While flexibility in time and space will define the workplace in this century, students get little experience deciding how to learn, where to learn, and when to learn, because schools account for every minute. Schooling is predicated on the perception that busyness is good. Treadmill schedules leave little time for deep learning, quietude, or human connections.
- What does our allocation of time say about what we value in the teaching and learning process?
- How can we provide time to enable young people to take more personal responsibility for their own learning, in line with the adolescent predisposition to begin taking charge of their lives?
- If flexibility in time and space will define living and working this century, how can school best prepare young people for this?
He shares examples of schools that have more fluid arrangements that allow students to engage in deeper learning.
I am reminded of a piece from a few years ago from Michael Bond Clegg:
The good news about timetables?

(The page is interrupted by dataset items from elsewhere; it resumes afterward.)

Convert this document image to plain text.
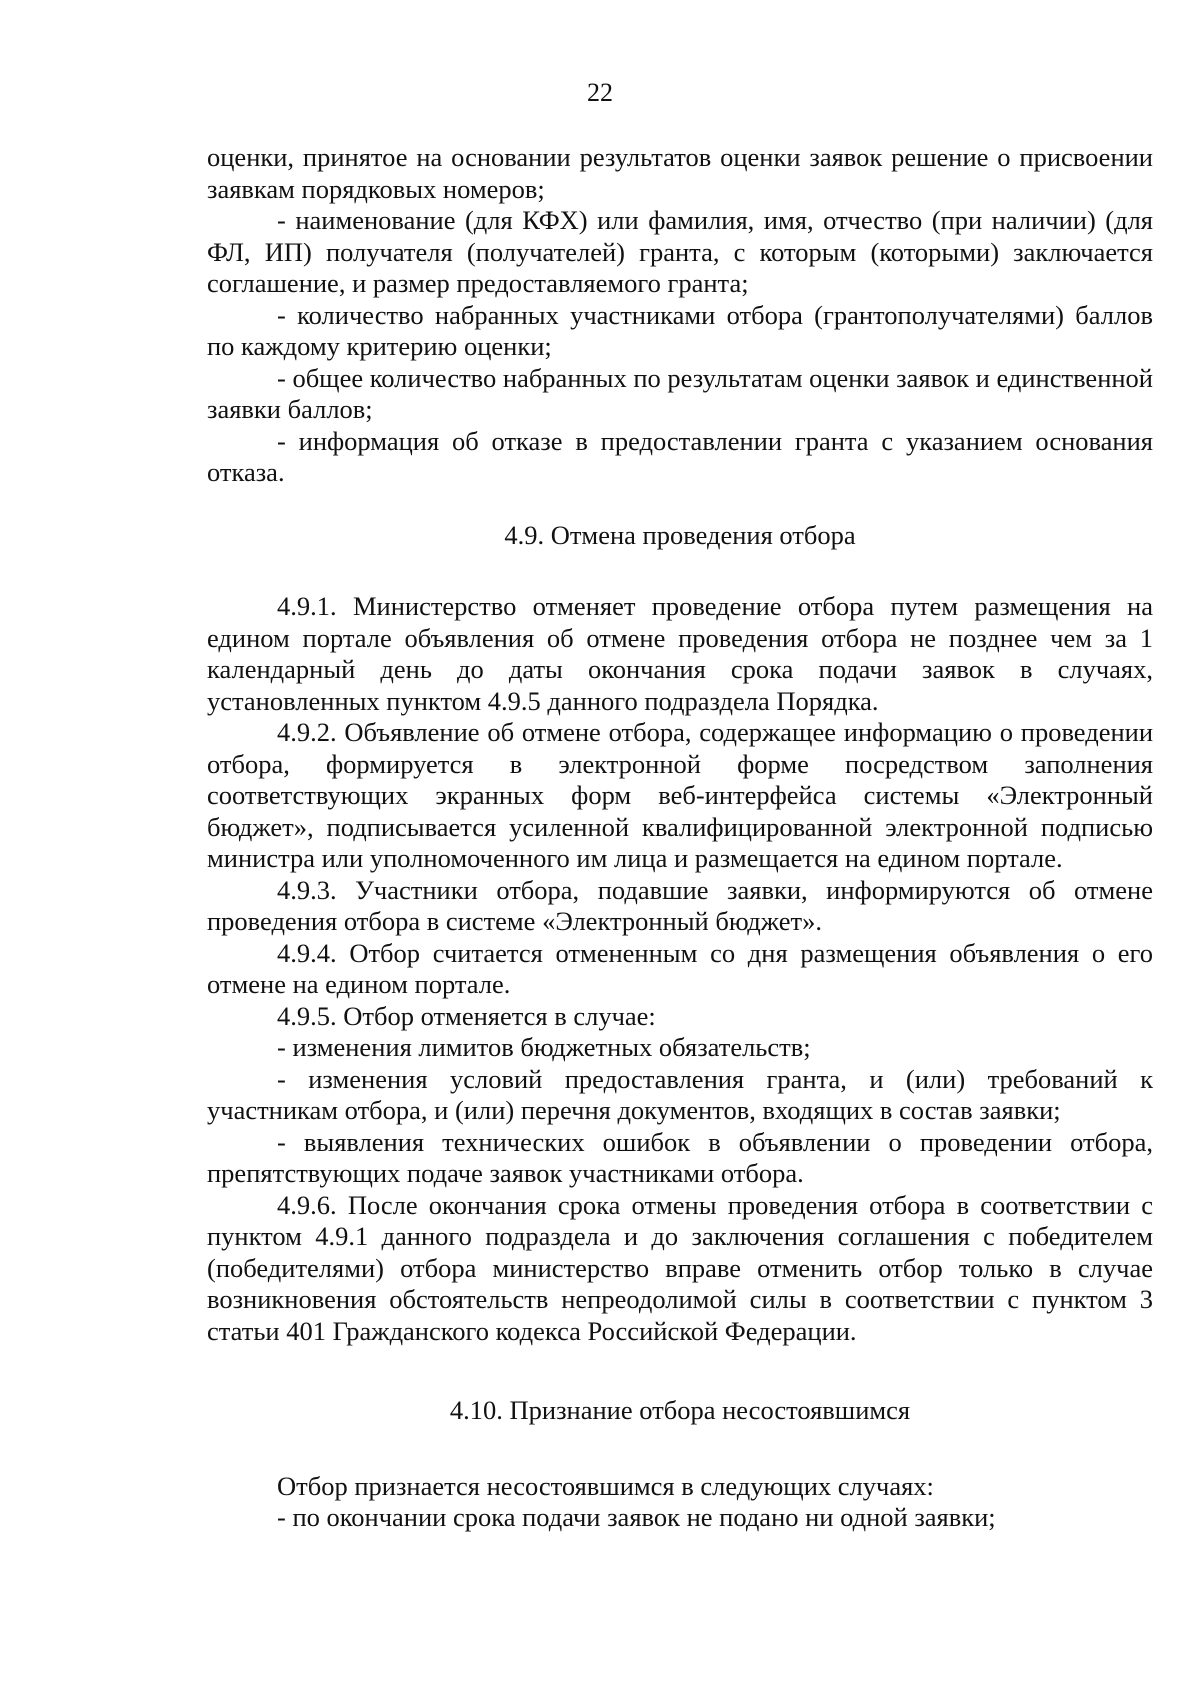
22

оценки, принятое на основании результатов оценки заявок решение о присвоении заявкам порядковых номеров;

- наименование (для КФХ) или фамилия, имя, отчество (при наличии) (для ФЛ, ИП) получателя (получателей) гранта, с которым (которыми) заключается соглашение, и размер предоставляемого гранта;

- количество набранных участниками отбора (грантополучателями) баллов по каждому критерию оценки;

- общее количество набранных по результатам оценки заявок и единственной заявки баллов;

- информация об отказе в предоставлении гранта с указанием основания отказа.

4.9. Отмена проведения отбора

4.9.1. Министерство отменяет проведение отбора путем размещения на едином портале объявления об отмене проведения отбора не позднее чем за 1 календарный день до даты окончания срока подачи заявок в случаях, установленных пунктом 4.9.5 данного подраздела Порядка.

4.9.2. Объявление об отмене отбора, содержащее информацию о проведении отбора, формируется в электронной форме посредством заполнения соответствующих экранных форм веб-интерфейса системы «Электронный бюджет», подписывается усиленной квалифицированной электронной подписью министра или уполномоченного им лица и размещается на едином портале.

4.9.3. Участники отбора, подавшие заявки, информируются об отмене проведения отбора в системе «Электронный бюджет».

4.9.4. Отбор считается отмененным со дня размещения объявления о его отмене на едином портале.

4.9.5. Отбор отменяется в случае:

- изменения лимитов бюджетных обязательств;

- изменения условий предоставления гранта, и (или) требований к участникам отбора, и (или) перечня документов, входящих в состав заявки;

- выявления технических ошибок в объявлении о проведении отбора, препятствующих подаче заявок участниками отбора.

4.9.6. После окончания срока отмены проведения отбора в соответствии с пунктом 4.9.1 данного подраздела и до заключения соглашения с победителем (победителями) отбора министерство вправе отменить отбор только в случае возникновения обстоятельств непреодолимой силы в соответствии с пунктом 3 статьи 401 Гражданского кодекса Российской Федерации.

4.10. Признание отбора несостоявшимся

Отбор признается несостоявшимся в следующих случаях:

- по окончании срока подачи заявок не подано ни одной заявки;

We’ve created them, so we can destroy them.
As I have said before, what intrigues me is how the technology helps and/or hinders any sort of change to timetables. I feel that the flip side of flexibility is accountability. For some the answer is things like RFID chips or AI driven facial recognition. I wonder what is done in some of the settings that are mentioned in this piece? I imagine that open spaces like those discussed by people like Steve Collis remove some of that stress. Like removing the weeping willows from cluttered waterways, I imagine that it is important that we place some other alternative in place for fear of erosion.